How to Write Fresh, Crispy PR Titles

Mmmm...hot, fresh, crispy language for your marketing campaigns instead of stale marketing jargon and buzzwords (Made with Bing Images, oui oui)
Mmmm…hot, fresh, crispy language for your marketing campaigns instead of stale marketing jargon and buzzwords (Made with Bing Images, oui oui)

Lord of the Rings is an epic story that arguably involves way too much walking. Which part of the series you remember depends on what attracted your attention more. Non-fictional suit-and-tie press releases don’t have to feel like a four-hour walk, despite what you might think. 

Unlucky for us, PRs tend to lead you the long way around instead of an excursion through a proverbial long-lost dwarven cave of secrets.

PR’s reputed dryness is ironic since release should whet journalists’ appetites. I like to blame their staleness on the marketing team’s exhaustion. They’ve got to juggle every re-dotted I and re-crossed T from nearly every CXO and VP who wants to have their say. When it’s over, the PR’s sharper tones are blunted and the words feel numb.

So numb it doesn’t even matter

The text probably defaults to overused vocab, making the release even duller. Quotes fall on deaf ears as generic, and statements are stale. I have to give you all some examples of what I mean, so I went searching near and far for such a press release, whose generality and tone-deafness were so acute that I had to question if I even understood English after reading it. 

Where would I find such a rare specimen, though? How long would I have to scour the 1,000-acre wood and Misty Mountains to encounter it?

At long last, I succeeded in uncovering this polar opposite of a treasure!

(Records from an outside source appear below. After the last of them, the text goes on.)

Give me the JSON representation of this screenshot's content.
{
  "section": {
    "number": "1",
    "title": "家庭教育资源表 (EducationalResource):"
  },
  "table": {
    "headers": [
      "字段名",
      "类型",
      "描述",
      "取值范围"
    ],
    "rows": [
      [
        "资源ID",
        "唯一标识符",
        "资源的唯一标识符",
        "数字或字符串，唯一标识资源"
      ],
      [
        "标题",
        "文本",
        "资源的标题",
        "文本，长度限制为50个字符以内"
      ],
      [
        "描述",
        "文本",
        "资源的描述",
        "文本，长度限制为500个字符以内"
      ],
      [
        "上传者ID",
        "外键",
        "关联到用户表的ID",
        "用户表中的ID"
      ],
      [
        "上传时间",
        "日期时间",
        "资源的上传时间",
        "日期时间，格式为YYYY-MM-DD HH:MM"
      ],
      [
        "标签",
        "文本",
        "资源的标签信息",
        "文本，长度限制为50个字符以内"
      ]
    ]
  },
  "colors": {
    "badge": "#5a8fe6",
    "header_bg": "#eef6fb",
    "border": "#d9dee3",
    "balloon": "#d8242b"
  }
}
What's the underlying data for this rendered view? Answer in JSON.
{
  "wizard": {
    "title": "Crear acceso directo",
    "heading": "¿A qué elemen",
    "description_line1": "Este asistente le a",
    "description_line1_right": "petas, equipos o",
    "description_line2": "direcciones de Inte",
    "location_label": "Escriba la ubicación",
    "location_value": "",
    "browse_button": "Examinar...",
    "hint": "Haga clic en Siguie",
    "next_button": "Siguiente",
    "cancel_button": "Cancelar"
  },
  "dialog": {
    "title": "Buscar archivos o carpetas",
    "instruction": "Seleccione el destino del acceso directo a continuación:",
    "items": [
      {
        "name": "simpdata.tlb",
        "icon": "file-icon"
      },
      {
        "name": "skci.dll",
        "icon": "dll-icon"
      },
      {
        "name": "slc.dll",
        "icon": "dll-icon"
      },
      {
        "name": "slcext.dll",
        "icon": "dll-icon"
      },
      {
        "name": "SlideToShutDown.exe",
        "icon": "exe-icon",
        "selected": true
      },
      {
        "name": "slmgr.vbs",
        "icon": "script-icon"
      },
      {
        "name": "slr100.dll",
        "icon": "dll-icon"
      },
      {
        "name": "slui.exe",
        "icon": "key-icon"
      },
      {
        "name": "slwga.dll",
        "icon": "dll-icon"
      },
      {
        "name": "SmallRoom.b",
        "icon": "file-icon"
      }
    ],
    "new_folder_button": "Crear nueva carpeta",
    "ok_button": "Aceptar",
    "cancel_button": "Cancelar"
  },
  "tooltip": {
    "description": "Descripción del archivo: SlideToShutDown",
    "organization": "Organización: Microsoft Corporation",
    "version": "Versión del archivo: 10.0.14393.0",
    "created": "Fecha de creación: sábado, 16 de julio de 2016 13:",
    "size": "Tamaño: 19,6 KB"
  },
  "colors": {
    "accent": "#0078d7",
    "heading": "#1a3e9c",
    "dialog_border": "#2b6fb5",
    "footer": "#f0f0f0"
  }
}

It took me, like, a SOLID five minutes.

::price-is-right-losing-horn.mp3::

I’m going to preface this with a full admission that I have definitely written these sorts of texts before. That said, I did not have the seniority to overrule any of the probably six or seven higher-ups on certain edits. 

The (likely) junior marketer that drafted this is not at fault for the version that was published – that fault relies on everyone senior to him or her and the likely groupthink and contradictory inputs from multiple reviewers (across two companies!) that went into it.

I had to edit and grade this to really show you where it fails. For the companies showcased here, congrats on the extra exposure!

Security this, security that, it feels like getting hit across the face with a bat

Okay, the title is usually too short to convey all the context and nuance you would want, but this headline makes an egregious error. With 13 words, two of them are “security.” 

You get ad nauseum right out the gate, which is already dulling some readers’ attention. 

The 11-word subtitle repeats the redundancy error – twice – with the words “data” and with the same word as the title, “security.”

Out of 24 words, four of them are “security.” In fact, you can see a hint of keyword stuffing here: both “cloud security” and “data security” have two mentions each. Altogether, a third of the first two lines here are dedicated to explicitly mentioning those two key phrases. 

Ironically, the context of the entire press statement is ambiguous. Whose platform are we talking about here? It takes a few readings to understand which partner here is providing the “platform” and which is providing the “integration.”

How I would rewrite the title and subtitle

On a stylistic note, Cision/PR Newswire needs to let companies have freedom in how they capitalize titles. Here’s how I would approach it:

This title version takes liberties by deliberately ‘decapitalizing’ the word partner to subtly highlight the two company names. This will improve clarity. 

NOTE: By the way, technical documentation also takes a freer approach like this, since the writing is often so dense that you need to differentiate terms in more ways than just bold and italic. If you’re new to technical docs, feel free to wield capital letters, highlighted text, commas, colons, dashes, and color in creative ways. We’ll discuss that more in the future.

Just as important is the central theme here: Data Security Posture Management (DSPM). I would avoid putting quotes around that term in the title itself, because it would erroneously imply the two companies came up with the idea. DSPM is an emerging and trendy niche in the cyber security market (it will probably grace a few more PRs in 2023).

I also cut out the more generic “strengthen cloud security,” getting straight to the point. 

The subtitle consolidates the earlier version and appropriately clarifies the context of what the two companies’ partnership actually constitutes. You see which software is the plugin and which is the platform, plus the ultimate result the combo creates. I also deliberately wrote the last few words to combine “cloud security,” one of the two seemingly obvious keywords the original press release suggested.

Concluding this

Your title has to be on point. It’s a tough proposition with PRs, but follow the basics and you’ll be able to perfect it. You’ll know how to add more detail and differentiation for your exact product better than anyone.